Haas continued the clear progress it has made since it arrived in Formula 1 three years ago. However despite have built what was clearly the fourth-quickest car in the field this year, they ended the season fifth in the championship.
The team continues to source non-listed parts from Ferrari including a power until which was a match for the best in the sport. Haas also uses much of the Ferrari rear end, which led it to adopt similar aerodynamic characteristics to the red cars.
Consequently rival midfield teams eyes the VF-18 warily. Many pointed remarks about the similarities between the Haas and Ferrari were made, but the fact of the matter is the team’s cars comply fully with the regulations. However the debate over B-teams isn’t going away.
But with such a competitive package, the team knows it should have done better in 2018. “We had the performance in the car to probably finish fourth in the championship but we haven’t been able to really capitalise enough,” admitted the team’s leading scorer Kevin Magnussen.
“We’re a very new team and I think we are punching above our weight a little bit with a car that’s a little bit too good for the experience we have.” This was certainly true at the first race of the season, where the team missed out on a significant haul of points due to a double blunder in the pits which saw both VF-18s sent back onto the track with loose wheels. Until then the two cars had been running comfortably in no man’s land between the midfield and the frontrunners.
“I think fourth place was lost in Australia more than anything else,” said team principal Guenther Steiner. “22 points, plus the points which Renault scored, we would be still fourth now.”
Haas team stats 2018
|Best race result (number)||4 (1)|
|Best grid position (number)||5 (6)|
|Non-classifications (technical/other)||9 (3/6)|
|Laps completed (% of total)||2,246 (88.7%)|
|Laps led (% of total)||0 (0%)|
|Championship position (2017)||6 (8)|
|Championship points (2017)||93 (47)|
|Pit stop performance ranking||8|
However many other chances to make the different between themselves and fourth-place finishers Renault were also squandered.
Romain Grosjean had a conspicuously poor start to the year, which at times recalled his dark days of late 2012. He crashed behind the Safety Car in Baku and caused a first lap collision in Spain, but in Austria he led the team to their best result to date, with fourth and fifth places.
That wasn’t the end of Grosjean’s travails, however.
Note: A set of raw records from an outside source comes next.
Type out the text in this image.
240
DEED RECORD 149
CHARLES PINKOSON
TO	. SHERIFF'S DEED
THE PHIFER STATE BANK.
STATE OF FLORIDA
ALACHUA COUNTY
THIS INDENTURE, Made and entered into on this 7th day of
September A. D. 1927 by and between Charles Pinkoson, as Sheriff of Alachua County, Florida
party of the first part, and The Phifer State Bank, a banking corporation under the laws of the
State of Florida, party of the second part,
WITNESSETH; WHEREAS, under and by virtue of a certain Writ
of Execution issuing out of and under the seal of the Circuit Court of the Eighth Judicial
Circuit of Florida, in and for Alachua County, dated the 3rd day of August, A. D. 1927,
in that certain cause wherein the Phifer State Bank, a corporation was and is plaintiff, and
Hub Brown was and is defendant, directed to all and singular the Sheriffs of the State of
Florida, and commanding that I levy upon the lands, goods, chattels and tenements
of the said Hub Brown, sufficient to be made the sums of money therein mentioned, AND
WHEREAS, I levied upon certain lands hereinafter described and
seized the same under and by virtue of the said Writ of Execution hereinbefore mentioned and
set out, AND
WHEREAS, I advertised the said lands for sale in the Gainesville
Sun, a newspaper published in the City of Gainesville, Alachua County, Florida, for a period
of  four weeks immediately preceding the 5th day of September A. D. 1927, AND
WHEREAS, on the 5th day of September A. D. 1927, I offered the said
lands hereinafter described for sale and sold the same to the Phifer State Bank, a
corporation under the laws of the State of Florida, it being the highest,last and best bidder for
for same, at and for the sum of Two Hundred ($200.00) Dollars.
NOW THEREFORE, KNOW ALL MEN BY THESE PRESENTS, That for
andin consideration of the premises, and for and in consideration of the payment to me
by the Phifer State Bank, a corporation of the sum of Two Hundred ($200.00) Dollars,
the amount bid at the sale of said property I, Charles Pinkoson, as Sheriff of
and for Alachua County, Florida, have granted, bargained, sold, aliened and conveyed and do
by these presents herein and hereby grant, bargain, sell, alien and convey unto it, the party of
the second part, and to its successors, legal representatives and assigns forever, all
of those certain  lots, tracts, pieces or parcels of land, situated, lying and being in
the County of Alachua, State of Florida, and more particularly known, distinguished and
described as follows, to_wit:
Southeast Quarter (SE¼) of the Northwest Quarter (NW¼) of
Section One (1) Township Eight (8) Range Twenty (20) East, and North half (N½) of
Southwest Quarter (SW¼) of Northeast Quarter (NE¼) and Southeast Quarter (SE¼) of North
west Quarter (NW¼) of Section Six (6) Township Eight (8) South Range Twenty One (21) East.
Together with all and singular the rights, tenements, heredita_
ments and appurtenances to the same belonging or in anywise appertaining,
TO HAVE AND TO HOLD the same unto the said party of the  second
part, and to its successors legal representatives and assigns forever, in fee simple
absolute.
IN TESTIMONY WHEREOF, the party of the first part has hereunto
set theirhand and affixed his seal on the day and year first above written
He collided with Magnussen at Silverstone, then went out in a crash with Carlos Sainz Jnr, and was in trouble again in Singapore and Austin. That left him dangerously close to facing a race ban having collected 10 penalty points at one stage. Nonetheless the team kept the faith in the driver who has started every one of their races.
Both drivers lost points due to errors on the team points which led to disqualifications. Grosjean was stripped of sixth place in Italy when the team chanced running a floor which had already been rendered illegal by a new technical directive. Haas claimed they hadn’t had time to update their floor, an explanation which pointed again to their limited development resources – as did their decision to skip the mid-season test at the Hungaroring.
Magnussen lost a potential eighth at the team’s home race by using too much fuel – a situation the team was clearly aware of during the race yet failed to adequately manage.
While the team should have made more of its 2018 campaign, it ended the season in strong shape having improved its championship position, secured significant extra income and made an early start on its preparations for 2019.
“We stuck to our plan,” Steiner explained when asked about their 2019 development. “We didn’t change anything.”
“I think this year the car was pretty good all the time so we weren’t panicking to put something on to do more than we planned at the beginning of the year. So I’m quite relaxed about that one.”